Victims of submersion incidents can present anywhere on the spectrum of illness from completely asymptomatic to cardiorespiratory arrest. Frequently, asymptomatic patients can be safely discharged home if vital signs remain stable and the patient remains asymptomatic after a four- to six-hour period of observation. Patients who develop any symptoms during observation or who have abnormal vital signs should be admitted for further observation and treatment.

References

1. Centers for Disease Control and Prevention. Swimming and recreational water safety. In: Health Information for International Travel 2005-2006. Atlanta, GA: US Department of Health and Human Services, Public Health Service; 2005.
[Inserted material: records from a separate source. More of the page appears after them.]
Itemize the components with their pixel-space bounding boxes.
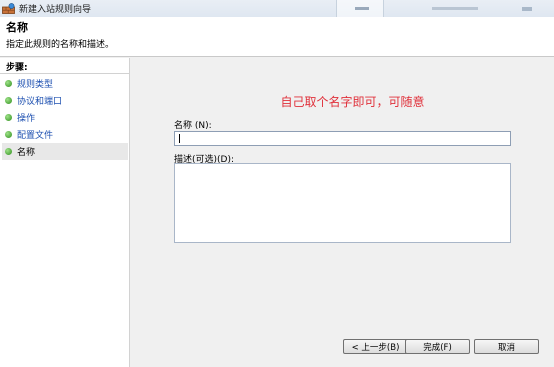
step-bullet-icon [5, 80, 12, 87]
background-window-fragment [336, 0, 384, 17]
description-textarea[interactable] [174, 163, 511, 243]
divider [0, 73, 130, 74]
wizard-header: 名称 指定此规则的名称和描述。 [0, 17, 554, 57]
background-window-fragment [518, 0, 538, 17]
back-button[interactable]: < 上一步(B) [343, 339, 408, 354]
step-bullet-icon [5, 114, 12, 121]
step-protocol-ports[interactable]: 协议和端口 [2, 92, 128, 109]
firewall-icon [2, 3, 15, 14]
name-input[interactable] [174, 131, 511, 146]
step-bullet-icon [5, 97, 12, 104]
step-label: 配置文件 [17, 131, 54, 141]
annotation-hint: 自己取个名字即可，可随意 [280, 95, 425, 109]
name-label: 名称 (N): [174, 121, 212, 131]
cancel-button[interactable]: 取消 [474, 339, 539, 354]
step-label: 操作 [17, 114, 36, 124]
title-bar: 新建入站规则向导 [0, 0, 554, 17]
steps-heading: 步骤: [6, 63, 28, 73]
content-pane: 自己取个名字即可，可随意 名称 (N): 描述(可选)(D): < 上一步(B)… [131, 58, 554, 367]
step-label: 协议和端口 [17, 97, 63, 107]
text-caret [179, 134, 180, 143]
step-label: 规则类型 [17, 80, 54, 90]
steps-list: 规则类型 协议和端口 操作 配置文件 名称 [2, 75, 128, 160]
steps-pane: 步骤: 规则类型 协议和端口 操作 配置文件 名称 [0, 58, 130, 367]
page-title: 名称 [6, 21, 28, 34]
finish-button[interactable]: 完成(F) [405, 339, 470, 354]
window-title: 新建入站规则向导 [19, 5, 92, 15]
step-bullet-icon [5, 131, 12, 138]
step-label: 名称 [17, 148, 36, 158]
step-rule-type[interactable]: 规则类型 [2, 75, 128, 92]
step-name: 名称 [2, 143, 128, 160]
step-profile[interactable]: 配置文件 [2, 126, 128, 143]
step-action[interactable]: 操作 [2, 109, 128, 126]
step-bullet-icon [5, 148, 12, 155]
background-window-fragment [410, 0, 508, 17]
page-subtitle: 指定此规则的名称和描述。 [6, 40, 115, 50]
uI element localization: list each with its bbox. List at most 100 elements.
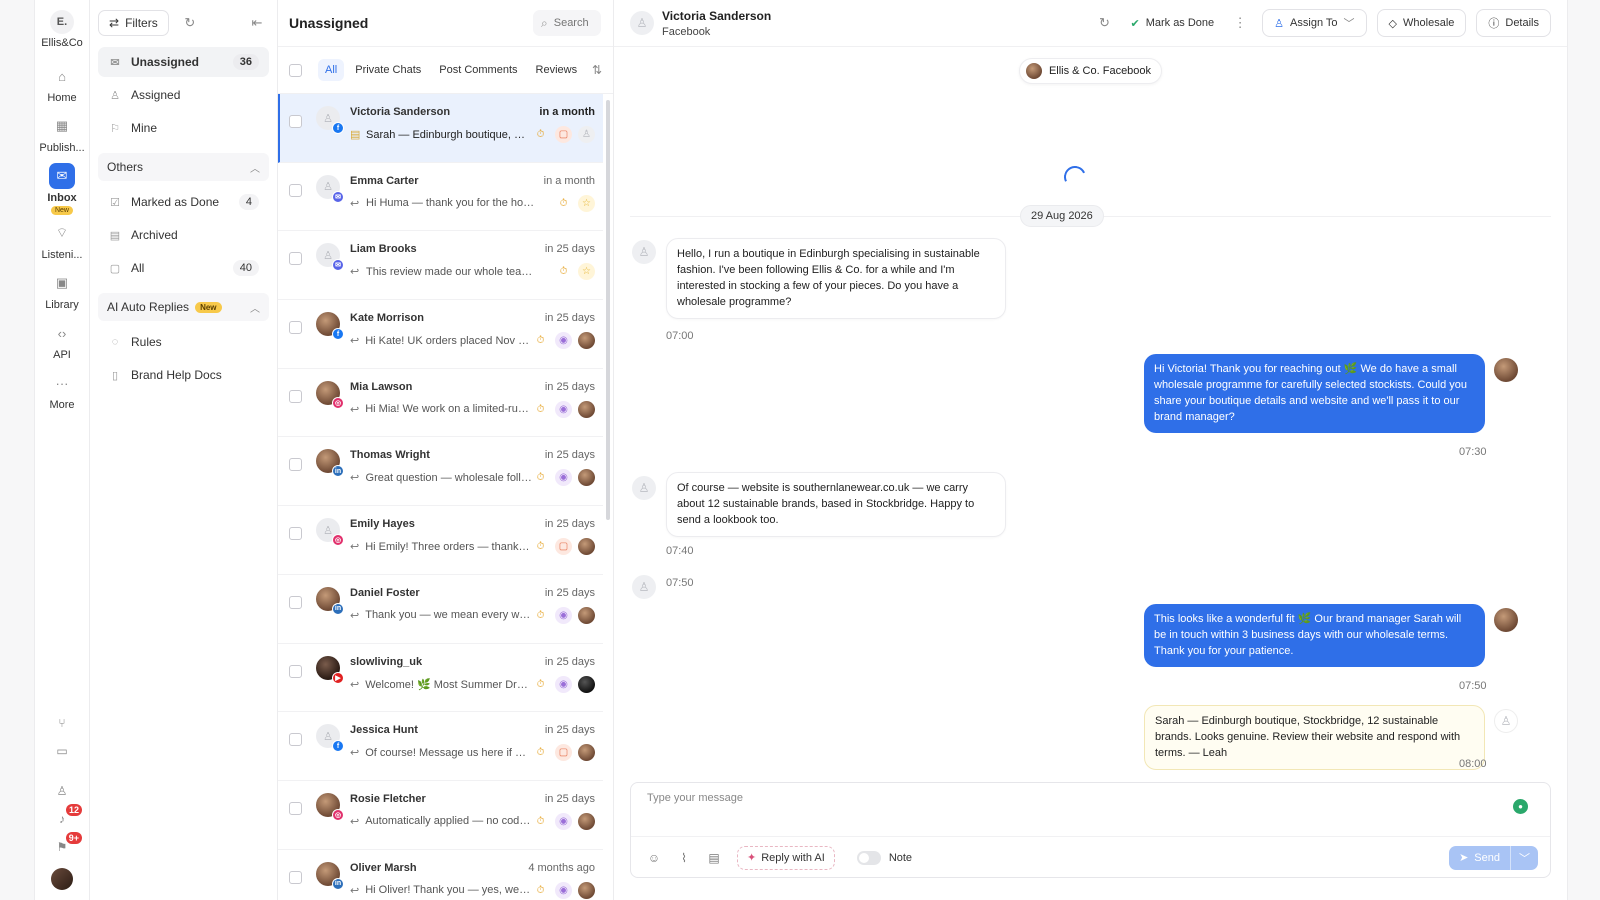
assignee-avatar[interactable] (578, 675, 595, 693)
assignee-avatar[interactable] (578, 332, 595, 350)
row-checkbox[interactable] (289, 595, 302, 609)
assignee-avatar[interactable] (578, 881, 595, 899)
search-input[interactable] (553, 17, 592, 29)
folder-label: Rules (131, 335, 162, 349)
tab-post-comments[interactable]: Post Comments (432, 59, 524, 81)
unassigned-person-icon[interactable]: ♙ (578, 126, 595, 143)
nav-inbox[interactable]: ✉ Inbox New (35, 163, 90, 215)
conversation-row[interactable]: ♙ f Victoria Sanderson in a month ▤ Sarah — E… (278, 94, 603, 163)
details-button[interactable]: ⓘ Details (1476, 9, 1551, 37)
internal-note: Sarah — Edinburgh boutique, Stockbridge,… (1144, 705, 1485, 770)
assignee-avatar[interactable] (578, 400, 595, 418)
folder-archived[interactable]: ▤ Archived (98, 220, 269, 250)
conversation-row[interactable]: ♙ ◎ Emily Hayes in 25 days ↩ Hi Emily! Three … (278, 506, 603, 575)
filters-button[interactable]: ⇄ Filters (98, 10, 169, 36)
conversation-row[interactable]: ♙in Daniel Foster in 25 days ↩ Thank you — w… (278, 575, 603, 644)
saved-reply-icon[interactable]: ▤ (703, 847, 725, 869)
refresh-icon[interactable]: ↻ (1092, 11, 1116, 35)
nav-listening[interactable]: ⌔ Listeni... (35, 220, 90, 261)
tab-all[interactable]: All (318, 59, 345, 81)
nav-publish[interactable]: ▦ Publish... (35, 113, 90, 154)
row-checkbox[interactable] (289, 870, 302, 884)
row-checkbox[interactable] (289, 183, 302, 197)
assignee-avatar[interactable] (578, 538, 595, 556)
nav-more[interactable]: ··· More (35, 370, 90, 412)
folder-count: 36 (232, 54, 259, 70)
conversation-time: 4 months ago (528, 861, 595, 874)
assign-to-button[interactable]: ♙ Assign To ﹀ (1262, 9, 1367, 37)
row-checkbox[interactable] (289, 801, 302, 815)
brand-logo[interactable]: E. (50, 10, 74, 34)
conversation-row[interactable]: ♙ ✉ Liam Brooks in 25 days ↩ This review made… (278, 231, 603, 301)
conversation-row-header: slowliving_uk in 25 days (350, 656, 595, 668)
attachment-icon[interactable]: ⌇ (673, 847, 695, 869)
send-options-chevron-icon[interactable]: ﹀ (1510, 845, 1538, 870)
chat-actions: ↻ ✔ Mark as Done ⋮ ♙ Assign To ﹀ ◇ Whole… (1092, 9, 1551, 37)
mark-done-button[interactable]: ✔ Mark as Done (1126, 10, 1218, 36)
emoji-icon[interactable]: ☺ (643, 847, 665, 869)
select-all-checkbox[interactable] (289, 63, 302, 77)
row-checkbox[interactable] (289, 321, 302, 335)
conversation-row[interactable]: ♙f Kate Morrison in 25 days ↩ Hi Kate! UK or… (278, 300, 603, 369)
timer-icon: ⏱ (536, 884, 545, 896)
sort-icon[interactable]: ⇅ (592, 63, 602, 77)
row-checkbox[interactable] (289, 458, 302, 472)
user-avatar[interactable] (51, 868, 73, 890)
collapse-sidebar-icon[interactable]: ⇤ (245, 11, 269, 35)
star-icon: ☆ (578, 263, 595, 281)
conversation-row[interactable]: ♙▶ slowliving_uk in 25 days ↩ Welcome! 🌿 Mos… (278, 644, 603, 713)
row-checkbox[interactable] (289, 664, 302, 678)
tab-private-chats[interactable]: Private Chats (348, 59, 428, 81)
folder-mine[interactable]: ⚐ Mine (98, 113, 269, 143)
tab-reviews[interactable]: Reviews (529, 59, 585, 81)
flag-icon[interactable]: ⚑ 9+ (49, 832, 82, 860)
folder-rules[interactable]: ◌ Rules (98, 327, 269, 357)
folder-assigned[interactable]: ♙ Assigned (98, 80, 269, 110)
conversation-row[interactable]: ♙in Oliver Marsh 4 months ago ↩ Hi Oliver! T… (278, 850, 603, 900)
conversation-row[interactable]: ♙ ✉ Emma Carter in a month ↩ Hi Huma — thank … (278, 163, 603, 232)
user-icon[interactable]: ♙ (49, 778, 75, 804)
assignee-avatar[interactable] (578, 469, 595, 487)
contact-info: Victoria Sanderson Facebook (662, 9, 771, 38)
folder-unassigned[interactable]: ✉ Unassigned 36 (98, 47, 269, 77)
refresh-icon[interactable]: ↻ (178, 11, 202, 35)
row-checkbox[interactable] (289, 389, 302, 403)
nav-home[interactable]: ⌂ Home (35, 63, 90, 105)
tag-wholesale-button[interactable]: ◇ Wholesale (1376, 9, 1467, 37)
folder-brand-help-docs[interactable]: ▯ Brand Help Docs (98, 360, 269, 390)
conversation-row[interactable]: ♙◎ Rosie Fletcher in 25 days ↩ Automatically… (278, 781, 603, 850)
row-checkbox[interactable] (289, 115, 302, 128)
ai-replies-section-toggle[interactable]: AI Auto Replies New ︿ (98, 293, 269, 321)
row-checkbox[interactable] (289, 733, 302, 747)
grammar-check-icon[interactable]: ● (1513, 799, 1528, 814)
bell-icon[interactable]: ♪ 12 (49, 804, 82, 832)
assignee-avatar[interactable] (578, 812, 595, 830)
conversation-row[interactable]: ♙◎ Mia Lawson in 25 days ↩ Hi Mia! We work o… (278, 369, 603, 438)
assignee-avatar[interactable] (578, 744, 595, 762)
conversation-badges: ⏱ ▢ (532, 744, 595, 762)
reply-with-ai-button[interactable]: ✦ Reply with AI (737, 845, 835, 870)
contact-name[interactable]: Victoria Sanderson (662, 9, 771, 23)
send-button[interactable]: ➤ Send (1449, 851, 1510, 865)
others-section-toggle[interactable]: Others ︿ (98, 153, 269, 181)
book-icon[interactable]: ▭ (49, 738, 75, 764)
note-toggle[interactable] (856, 850, 881, 865)
kebab-menu-icon[interactable]: ⋮ (1228, 11, 1252, 35)
message-input[interactable] (647, 792, 1467, 822)
list-scrollbar[interactable] (606, 100, 610, 520)
row-checkbox[interactable] (289, 252, 302, 266)
contact-avatar[interactable]: ♙ (630, 11, 654, 35)
folder-all[interactable]: ▢ All 40 (98, 253, 269, 283)
conversation-row-preview: ▤ Sarah — Edinburgh boutique, Stockbridge… (350, 126, 595, 143)
assignee-avatar[interactable] (578, 606, 595, 624)
folder-label: Marked as Done (131, 195, 220, 209)
folder-marked-done[interactable]: ☑ Marked as Done 4 (98, 187, 269, 217)
workflow-icon[interactable]: ⑂ (49, 710, 75, 736)
nav-library[interactable]: ▣ Library (35, 270, 90, 311)
search-box[interactable]: ⌕ (533, 10, 601, 36)
conversation-row[interactable]: ♙ f Jessica Hunt in 25 days ↩ Of course! Mess… (278, 712, 603, 781)
nav-api[interactable]: ‹› API (35, 320, 90, 362)
conversation-row[interactable]: ♙in Thomas Wright in 25 days ↩ Great questio… (278, 437, 603, 507)
row-checkbox[interactable] (289, 527, 302, 541)
contact-avatar: ♙▶ (316, 655, 344, 684)
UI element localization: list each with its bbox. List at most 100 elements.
2. Centers for Disease Control and Prevention, National Center for Injury Prevention and Control. Web-based Injury Statistics Query and Reporting System (WISQARS). 2008. Available at: www.cdc.gov/ncipc/wisqars. Accessed March 23, 2008.
3. Newman AB, Stewart RD. Submersion incidents. In: Auerbach PD, ed. Wilderness Medicine: Management of Wilderness and Environmental Emergencies. Chicago, IL: Mosby; 1995:1209-1233.
4. Falk JL, Escowitz HE. Submersion injuries in children and adults. Semin Respir Crit Care Med. 2002;23(1):47-55.
5. Robinson MD, Seward PN. Submersion injury in children. Pediatr Emerg Care. 1987;3:44-49.
6. Falk JL, Escowitz HE. Submersion injuries in children and adults. Semin Respir Crit Care Med. 2002;23:47–55.
7. Swanson ME, Tilelli JA, Causey AL. Predicting discharge in uncomplicated near-drowning. Am J Emerg Med. 2000;18(1):9-11.
8. Rafaat KT, Spear RM, Kuelbs C, et al. Cranial computed tomographic findings in a large group of children with drowning: diagnostic, prognostic, and forensic implications. Pediatr Crit Care Med. 2008;9:567-572.
9. Pratt FD, Haynes BE. Incidence of “secondary drowning” after saltwater submersion. Ann Emerg Med. 1986;15:1084-1087.